Um momento de mais discussão?

Vamos passar por um momento tormentoso de implementação da reforma porque, em certo ponto, ao longo dos próximos anos, vamos ter um sistema híbrido, um sistema antigo e o novo começando a ser implementado. Vamos ter que, basicamente, estar gerindo dois sistemas diferentes, o antigo e o novo. Isso vai implicar no aumento de custos gerais, custos de gestão e as empresas vão passar um período de transição bastante atribulado. De 2030 para frente é que pode haver uma tendência de que as coisas se acomodem. Mas até lá, eu não espero simplificação nenhuma, pelo contrário, vai é aumentar a complexidade inicial.

Mais complexidade?

Há situações que a regulamentação segue um pouco nesse caminho, ao fazer a tributação do consumo no país. Essa tributação é altamente desatualizada. Ela gerava controvérsias e conflitos, porque a gente estava ainda numa lógica ou numa preguiça analógica do mundo. A tributação do consumo aqui no país era muito guiada pela ideia de bem e serviço no conceito clássico, então a gente tem toda uma indústria digital, por assim dizer, que é a de serviços ou facilities que são feitos na nuvem, por plataformas e modalidades de empréstimos ou de facilidades, que não são muito bem enquadrados. Mas hoje em dia nós não vivemos sem essas facilidades. E o mundo digital nos permite, nesse momento, fazer esse debate, de uma economia que às vezes passava ao largo de tributação. O IVA dual vem para acabar com isso, porque ele tem uma base muito ampla. Qualquer operação de conteúdo econômico, e mesmo algumas operações de conteúdo não económico, vão estar sujeitas ao IVA. Na verdade, ele uniformizará para todo mundo.

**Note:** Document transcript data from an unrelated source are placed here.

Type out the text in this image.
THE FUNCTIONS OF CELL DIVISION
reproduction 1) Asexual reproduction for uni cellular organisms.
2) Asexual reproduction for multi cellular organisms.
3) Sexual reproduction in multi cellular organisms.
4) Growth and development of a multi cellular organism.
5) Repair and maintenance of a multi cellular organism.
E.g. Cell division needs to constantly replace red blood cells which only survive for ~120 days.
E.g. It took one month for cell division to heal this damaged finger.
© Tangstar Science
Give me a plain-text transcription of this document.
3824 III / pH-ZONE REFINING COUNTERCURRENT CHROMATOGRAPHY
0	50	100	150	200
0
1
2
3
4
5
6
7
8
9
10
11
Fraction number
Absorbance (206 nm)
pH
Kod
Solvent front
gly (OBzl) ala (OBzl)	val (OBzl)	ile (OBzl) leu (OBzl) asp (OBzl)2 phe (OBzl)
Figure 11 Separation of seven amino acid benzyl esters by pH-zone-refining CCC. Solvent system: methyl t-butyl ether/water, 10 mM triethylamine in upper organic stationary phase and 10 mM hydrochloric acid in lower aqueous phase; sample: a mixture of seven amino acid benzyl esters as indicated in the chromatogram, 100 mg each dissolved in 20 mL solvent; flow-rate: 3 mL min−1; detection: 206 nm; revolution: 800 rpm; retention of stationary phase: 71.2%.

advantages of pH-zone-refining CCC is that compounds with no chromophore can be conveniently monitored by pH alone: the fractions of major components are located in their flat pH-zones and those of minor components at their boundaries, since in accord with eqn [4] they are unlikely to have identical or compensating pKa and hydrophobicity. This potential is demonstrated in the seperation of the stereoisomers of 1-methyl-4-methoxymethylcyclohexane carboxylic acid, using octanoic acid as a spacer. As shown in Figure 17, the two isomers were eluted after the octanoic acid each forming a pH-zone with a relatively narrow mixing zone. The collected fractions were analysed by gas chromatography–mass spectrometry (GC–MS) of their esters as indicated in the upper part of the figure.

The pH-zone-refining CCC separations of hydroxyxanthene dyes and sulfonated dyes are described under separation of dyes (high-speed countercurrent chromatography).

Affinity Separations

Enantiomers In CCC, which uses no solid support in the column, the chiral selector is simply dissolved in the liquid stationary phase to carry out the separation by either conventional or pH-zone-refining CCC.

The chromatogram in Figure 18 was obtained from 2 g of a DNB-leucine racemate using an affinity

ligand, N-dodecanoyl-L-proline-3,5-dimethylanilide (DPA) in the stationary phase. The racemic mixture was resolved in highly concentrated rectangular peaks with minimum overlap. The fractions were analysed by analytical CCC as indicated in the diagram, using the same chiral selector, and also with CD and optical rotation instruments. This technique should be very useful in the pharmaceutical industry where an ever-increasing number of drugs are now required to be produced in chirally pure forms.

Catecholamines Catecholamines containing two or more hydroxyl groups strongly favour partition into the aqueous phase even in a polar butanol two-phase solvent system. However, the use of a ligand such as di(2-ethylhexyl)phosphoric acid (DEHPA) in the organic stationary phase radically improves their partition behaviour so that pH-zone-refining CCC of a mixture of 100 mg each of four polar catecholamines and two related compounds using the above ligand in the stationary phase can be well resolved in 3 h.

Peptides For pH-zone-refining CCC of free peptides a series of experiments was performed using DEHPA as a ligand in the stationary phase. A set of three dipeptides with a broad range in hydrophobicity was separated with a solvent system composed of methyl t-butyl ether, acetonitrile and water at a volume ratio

Alguns temas, no entanto, ficaram de fora, por que?

A grande questão que eu acho é que estamos tocando a reforma tributária do consumo, e não temos olhos virados ainda, pelo menos mais imediato, na reforma tributária da renda. As coisas estão um pouco entrelaçadas e não deveriam ser tratadas em separado. Foi a opção política, de separar aquilo que, talvez, fosse o mais difícil, que é a reforma tributária do consumo, que eu estou lidando com União, Estados e Municípios, para ter uma convergência política, que é claro, é muito mais difícil. Mas eu estou fazendo ajustes, inclusive de carga tributária, alíquota básica, diminuindo para setores, aumentando para outros, enfim, e me esquecendo de que eu tenho que lidar de uma forma orgânica com todo o sistema. Qual vai ser a contrapartida do ponto de vista do imposto sobre a renda, em relação a essa reforma que vai sair? Porque um país que se propõe a avançar, a encaminhar para um sistema mais moderno, mais alinhado com os países do primeiro mundo, deveria tributar menos o consumo e tributar mais a renda e o patrimônio, porque você potencializa a geração de riqueza na economia. O consumo passa a ser incentivado e você vai gerar mais riqueza, e essa riqueza vai ser contada através do imposto de renda, imposto ao patrimônio. Agora, nós estamos prevendo uma alíquota muito alta, sem parâmetro em relação aos países desenvolvidos. O sistema que promete ser pouco complexo e promete garantir créditos irrestritos, ou seja, que é uma alíquota real de que estão falando em 26% a 27%, não vai ser alíquota real, porque você vai ter crédito pelos seus gastos, o que é uma inverdade para alguns setores, como para o setor de prestação de serviços, cujo grande custo é mão de obra, não vai ter crédito. A única coisa que se discute aqui hoje é tributação de dividendos. O que pode acontecer é que parte dos contribuintes venha a percorrer caminhos de evasão, porque à medida que a carga efetiva, na prática, depois da implementação da reforma, se tornar muito elevada, eu não tenho dúvida que pode haver uma tendência de desvios por parte dos agentes económicos como meio de sobrevivência. Para suportar uma carga tributária mais elevada, o país tem que gerar mais riqueza. Eu acho que esse é o grande desafio.